Два непритворных больных, бредущих
по темной дороге в тоскливый ад,
как воробей у Катулла. Два воробья —
вот кем они были, оказывается!
Две взъерошенных птицы – одна кривая,
другая безумная.
Птицы не сходят с ума,
только люди, которые
превращаются в птиц,
Филомела без языка и
Прокна, убившая сына,
стали ласточкой и соловьем.
Во время одного посещения
Гнедич наклонился над другом,
и тот шепнул ему по секрету,
что, мол, сойти с ума – это и значит:
превратиться в птицу,
и кивнул на окно: слышишь их голоса
в кроне дерева? Они говорят по-гречески.
Гнедич был вынужден согласиться,
чтоб не тревожить больного.
Потом он шел домой.
Солнце уже заходило.
Боги, должно быть, пировали весь день.
Аполлон играл им на лире,
музы пели в два голоса.
Затем они разошлись по чертогам,
что им построил Гефест,
и покоились радостным сном
бессмертных.
ПЕСНЬ ВТОРАЯ
Он плохо спал
в тишине амброзической ночи,
просыпался и думал:
почему бы ей не присниться?
Были только бесконечные коридоры,
закоулки, люстры, кулуары,
гримерные, пыльный занавес, декорации,
пустой зал и откуда-то с улицы – шум рукоплесканий.

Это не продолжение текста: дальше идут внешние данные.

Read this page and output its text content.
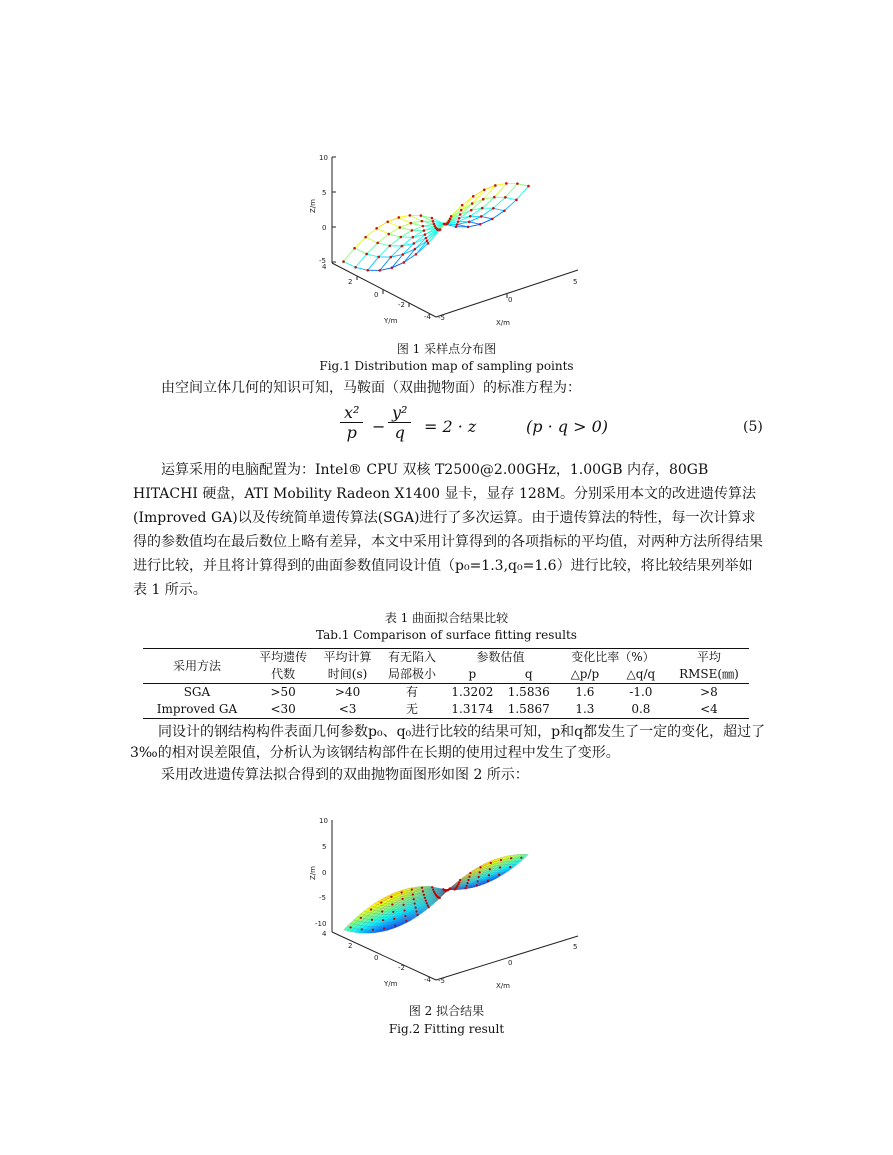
10
5
0
-5
4
2
0
-2
-4 -5
0
5
Y/m	X/m
Z/m
图 1 采样点分布图
Fig.1 Distribution map of sampling points

由空间立体几何的知识可知，马鞍面（双曲抛物面）的标准方程为：

$\frac{\text{x²}}{p} - \frac{\text{y²}}{q} = 2 \cdot z$	(p · q > 0)	(5)

运算采用的电脑配置为：Intel® CPU 双核 T2500@2.00GHz，1.00GB 内存，80GB HITACHI 硬盘，ATI Mobility Radeon X1400 显卡，显存 128M。分别采用本文的改进遗传算法(Improved GA)以及传统简单遗传算法(SGA)进行了多次运算。由于遗传算法的特性，每一次计算求得的参数值均在最后数位上略有差异，本文中采用计算得到的各项指标的平均值，对两种方法所得结果进行比较，并且将计算得到的曲面参数值同设计值（p₀=1.3,q₀=1.6）进行比较，将比较结果列举如表 1 所示。

表 1 曲面拟合结果比较
Tab.1 Comparison of surface fitting results
采用方法	平均遗传	平均计算	有无陷入	参数估值		变化比率（%）		平均
	代数	时间(s)	局部极小	p	q	△p/p	△q/q	RMSE(㎜)
SGA	>50	>40	有	1.3202	1.5836	1.6	-1.0	>8
Improved GA	<30	<3	无	1.3174	1.5867	1.3	0.8	<4

同设计的钢结构构件表面几何参数p₀、q₀进行比较的结果可知，p和q都发生了一定的变化，超过了3‰的相对误差限值，分析认为该钢结构部件在长期的使用过程中发生了变形。

采用改进遗传算法拟合得到的双曲抛物面图形如图 2 所示：

10
5
0
-5
-10
4
2
0
-2
-4 -5
0
5
Y/m	X/m
Z/m
图 2 拟合结果
Fig.2 Fitting result
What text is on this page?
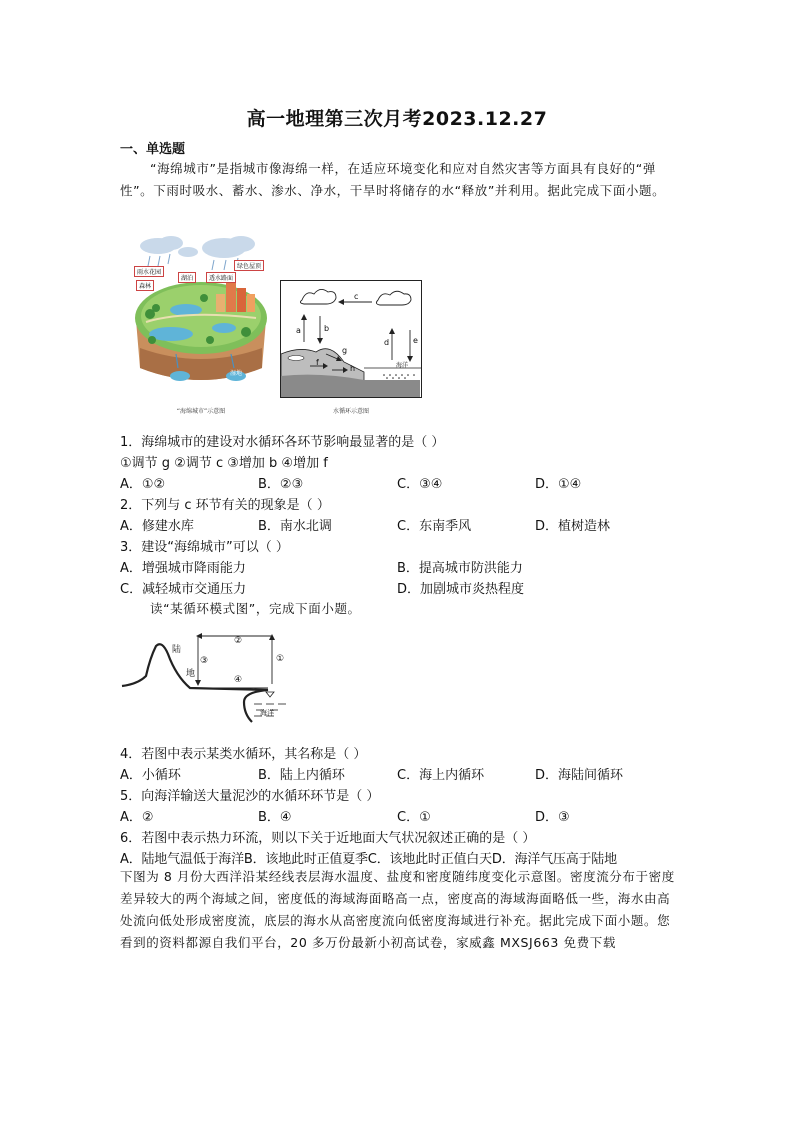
高一地理第三次月考2023.12.27
一、单选题
“海绵城市”是指城市像海绵一样，在适应环境变化和应对自然灾害等方面具有良好的“弹性”。下雨时吸水、蓄水、渗水、净水，干旱时将储存的水“释放”并利用。据此完成下面小题。
雨水花园
森林
湖泊	透水路面
绿色屋顶
湿地
“海绵城市”示意图
c
a	b
d	e
f
g
h	海洋
水循环示意图
1．海绵城市的建设对水循环各环节影响最显著的是（ ）
①调节 g ②调节 c ③增加 b ④增加 f
A．①②	B．②③	C．③④	D．①④
2．下列与 c 环节有关的现象是（ ）
A．修建水库	B．南水北调	C．东南季风	D．植树造林
3．建设“海绵城市”可以（ ）
A．增强城市降雨能力	B．提高城市防洪能力
C．减轻城市交通压力	D．加剧城市炎热程度
读“某循环模式图”，完成下面小题。
陆
地
①
②
③
④
海洋
4．若图中表示某类水循环，其名称是（ ）
A．小循环	B．陆上内循环	C．海上内循环	D．海陆间循环
5．向海洋输送大量泥沙的水循环环节是（ ）
A．②	B．④	C．①	D．③
6．若图中表示热力环流，则以下关于近地面大气状况叙述正确的是（ ）
A．陆地气温低于海洋B．该地此时正值夏季C．该地此时正值白天D．海洋气压高于陆地
下图为 8 月份大西洋沿某经线表层海水温度、盐度和密度随纬度变化示意图。密度流分布于密度差异较大的两个海域之间，密度低的海域海面略高一点，密度高的海域海面略低一些，海水由高处流向低处形成密度流，底层的海水从高密度流向低密度海域进行补充。据此完成下面小题。您看到的资料都源自我们平台，20 多万份最新小初高试卷，家威鑫 MXSJ663 免费下载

И во сне он понимал, что должно быть наоборот,
что все поменялось местами, но не задерживался,
а продолжал искать ее между бархатных кресел,
искусственных гор, домов и деревьев,
молчащих скрипок и контрабасов,
и даже забывал, кого, собственно, он ищет,
и только проснувшись, в отчаянии от того,
что не нашел,
вспоминал: Семенову. Он, страшный как черт,
был влюблен
в примадонну и давал ей уроки сценической речи.
Он зажигает свечу,
чтобы не думать о невозможном
и не ввести себя в грех,
в котором на исповеди было бы стыдно признаться.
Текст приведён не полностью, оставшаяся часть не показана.